Amazon Go’s frictionless checkout has undoubtedly pushed retailers in America to innovate, and the technology powering the store is powerful. Even so, Taylor said the concept is “not ready for prime time.”

Instead of using barcodes to recognize items, Amazon Go stores use cameras and sensors in the ceiling and shelves with built-in weights to recognize each item and its location in relation to customers.
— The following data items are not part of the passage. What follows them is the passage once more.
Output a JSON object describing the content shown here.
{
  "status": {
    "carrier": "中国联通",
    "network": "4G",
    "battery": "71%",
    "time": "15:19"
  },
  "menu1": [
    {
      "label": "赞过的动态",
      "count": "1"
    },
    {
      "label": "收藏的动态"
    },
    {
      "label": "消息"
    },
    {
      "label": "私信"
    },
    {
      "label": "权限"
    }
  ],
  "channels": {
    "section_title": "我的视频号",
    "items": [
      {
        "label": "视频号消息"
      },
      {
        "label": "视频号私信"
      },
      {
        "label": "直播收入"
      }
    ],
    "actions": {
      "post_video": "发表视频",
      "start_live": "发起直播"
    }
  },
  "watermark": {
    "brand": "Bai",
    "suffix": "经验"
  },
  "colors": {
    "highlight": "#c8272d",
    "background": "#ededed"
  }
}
However, there is a team of real human beings “behind the curtain” who are observing shoppers and which items they pick to send them the correct receipt once they have exited the store.

Taylor is more worried about Amazon’s rumored grocery concept first reported by The Wall Street Journal, which he believes will function similarly to Fresh Hippo in China.

Beyond Alibaba and Amazon, another potential disruptor is Santa Clara, Calif.-based AiFi, which has a functioning pop-up store demonstrating its frictionless checkout technology. Unlike Amazon Go, which includes countless cameras and sensors, AiFi has fewer cameras and lets AI do the heavy lifting. The system relies on preloaded 3D pictures to identify products and works through an app similar to Amazon Go to enable the experience. Taylor said the AiFi system costs approximately $20,000 for the technology, in  addition to a subscription fee to use the company’s software.

But behind these disruptors lurks a more dangerous foe: autonomous vehicles. “They will deliver pizzas before people,” Taylor said. He used Amazon’s test of a small sidewalk-bound delivery robot and the self-driving Nuro delivery vehicles from Kroger as examples of this rising trend. Automated vehicles designed to deliver goods bypass the requirement to pay a human driver, making it easier to conquer the ever-challenging last mile of delivery. They are also simpler to implement. “They’re regulated on the same level as bicycles,” said Taylor.

Launching a Counterattack

To combat the disruptors, convenience retail must become more like them, Taylor said. However, more tech is not a guarantee of success, especially if a company’s humans do not work well together. “Technology is easy,” he said. “Culture is really difficult.”

Retailers should get their leadership teams to think 10 years into the future, then work backward, when coming up with solutions to keep the business viable in the long term, Taylor said. He also cautioned that this attitude cannot simply be installed into a business through new hires. It must come naturally from within the organization. For instance, he suggested retailers send their smartest, most capable employees to learn about burgeoning trends in technology instead of hiring a computer scientist for $250,000 a year.

Retailers should not only collect as much data as possible, but also be able to effectively use that data. “Why did I sell more Snapple three days ago? You need to answer that question,” he said.

25 billion

Number of internet-of-things devices projected to be in use worldwide by 2020, according to Gartner

One relatively easy first step toward innovation is robotic process automation (RPA), Taylor said. RPA does not involve a physical robot; instead, software observes how human employees perform repetitive tasks. It then creates programs that consistently perform those tasks on a computer.

The typical RPA time to market is within a few weeks; it uses existing applications and does not impose changes on existing infrastructure. At its core, RPA can allow employees to spend less time doing menial work in the back office and more time with customers in the store.

Taylor said that retailers need to meet the changing wants and needs of consumers. He used the typical 27-year-old American as an example. “It’s all about convenience for them. They don’t care about your location,” he said. In fact, younger consumers don’t typically value brand loyalty, he said. If their retailer of choice isn’t meeting their needs, they know how to find others who will. “In the next five years, technology will continue to empower the fickle consumers.”

Herein lies the opportunity for legacy retailers. Today, convenience retail is battling through its long siege. The moat defending the castle of the industry is drying up as the gas, Cokes and smokes model becomes less viable. The walls are thinning as they are chipped away by disruptors large and small. But with the right culture and forward-looking goals—and some technological help—retailers can launch a counterattack.